May 6, 2019 – George and Norma Walgrove, residents of The Lutheran Village at MILLER’S GRANT, have been recognized by the Delaware-Maryland Synod of the Evangelical Lutheran Church in America for outstanding lay ministry.  They were among 14 individuals and groups honored at the 2019 Celebrate Lay Ministry Awards Program held at Carroll Lutheran Village in Westminster on May 5.

The couple received a Social Ministry Organization Award for their volunteerism both at Miller’s Grant and within the greater Howard County community.  George Walgrove has volunteered for Neighbor Ride, an organization that provides affordable, volunteer-based supplemental transportation to seniors, for more than eight years.  He drives an average of 77 rides per year – the organization asks volunteers to commit to only 24 rides per year.  Since 2011 he has driven over 235 different people to medical, dialysis and other essential appointments.  In April George became one of eleven Stephen Ministers commissioned to offer spiritual support to fellow residents at Miller’s Grant.

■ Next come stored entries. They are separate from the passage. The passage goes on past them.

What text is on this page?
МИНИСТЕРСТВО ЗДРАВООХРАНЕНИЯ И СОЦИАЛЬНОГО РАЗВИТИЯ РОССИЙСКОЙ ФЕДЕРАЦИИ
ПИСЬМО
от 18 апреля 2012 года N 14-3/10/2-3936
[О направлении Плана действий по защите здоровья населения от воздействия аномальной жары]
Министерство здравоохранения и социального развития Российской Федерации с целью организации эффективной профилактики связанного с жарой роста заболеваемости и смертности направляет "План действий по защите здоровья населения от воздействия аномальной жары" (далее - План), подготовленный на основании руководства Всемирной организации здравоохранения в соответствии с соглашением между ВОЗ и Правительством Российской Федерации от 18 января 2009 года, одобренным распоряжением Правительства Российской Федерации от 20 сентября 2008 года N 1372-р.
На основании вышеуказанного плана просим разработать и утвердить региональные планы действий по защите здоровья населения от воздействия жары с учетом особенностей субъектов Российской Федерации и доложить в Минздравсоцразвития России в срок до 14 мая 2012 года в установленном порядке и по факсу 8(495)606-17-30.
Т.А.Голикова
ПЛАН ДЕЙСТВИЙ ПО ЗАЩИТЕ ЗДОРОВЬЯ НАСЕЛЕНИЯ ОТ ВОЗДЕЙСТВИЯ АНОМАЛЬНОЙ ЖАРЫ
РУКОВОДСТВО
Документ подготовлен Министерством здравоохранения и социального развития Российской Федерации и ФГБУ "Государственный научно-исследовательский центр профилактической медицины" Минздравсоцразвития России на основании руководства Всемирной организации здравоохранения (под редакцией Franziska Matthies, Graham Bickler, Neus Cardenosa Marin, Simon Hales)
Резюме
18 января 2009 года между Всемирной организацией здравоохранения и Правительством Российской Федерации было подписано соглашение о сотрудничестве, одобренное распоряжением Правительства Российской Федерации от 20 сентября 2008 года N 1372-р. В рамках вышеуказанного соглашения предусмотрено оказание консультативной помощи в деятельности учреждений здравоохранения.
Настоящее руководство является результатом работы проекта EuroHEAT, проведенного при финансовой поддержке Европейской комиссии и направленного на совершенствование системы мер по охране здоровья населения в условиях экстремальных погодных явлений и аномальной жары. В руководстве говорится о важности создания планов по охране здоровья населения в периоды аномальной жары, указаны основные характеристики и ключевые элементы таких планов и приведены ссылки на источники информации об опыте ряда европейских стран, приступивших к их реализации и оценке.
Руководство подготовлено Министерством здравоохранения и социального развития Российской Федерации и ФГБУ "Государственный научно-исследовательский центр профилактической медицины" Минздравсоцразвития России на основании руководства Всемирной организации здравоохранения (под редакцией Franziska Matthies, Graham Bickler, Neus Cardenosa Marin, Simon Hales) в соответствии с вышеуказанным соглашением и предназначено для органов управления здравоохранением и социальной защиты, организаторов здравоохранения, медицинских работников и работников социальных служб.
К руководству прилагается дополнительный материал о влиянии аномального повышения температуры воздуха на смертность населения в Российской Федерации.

Norma Walgrove has served on the Board of Trustees for The Lutheran Village at Miller’s Grant since 2016, even traveling to a national conference to broaden her knowledge and maximize her impact on the Board.  As a retired nurse psychotherapist, Norma advocates for fellow Miller’s Grant residents on the Health Services Committee and has volunteered in several ways with Howard County General Hospital and the American Cancer Society.

The Rev. Stacey Brady, Chaplain at Miller’s Grant, describes the Walgroves as ‘kind, warm, generous people of deep faith’ who work together as members of the resident hospitality committee to welcome their new neighbors and often work together to counsel neighbors in need.  They are both also involved with Camp Hemlock, a Christian Service Brigade camp for youth of all denominations, and at Columbia Presbyterian Church.

George recalls as a child growing up during World War II that there was a sense that community is greater than self.  “Communities worked together,” he says.  “We all have a role to play.”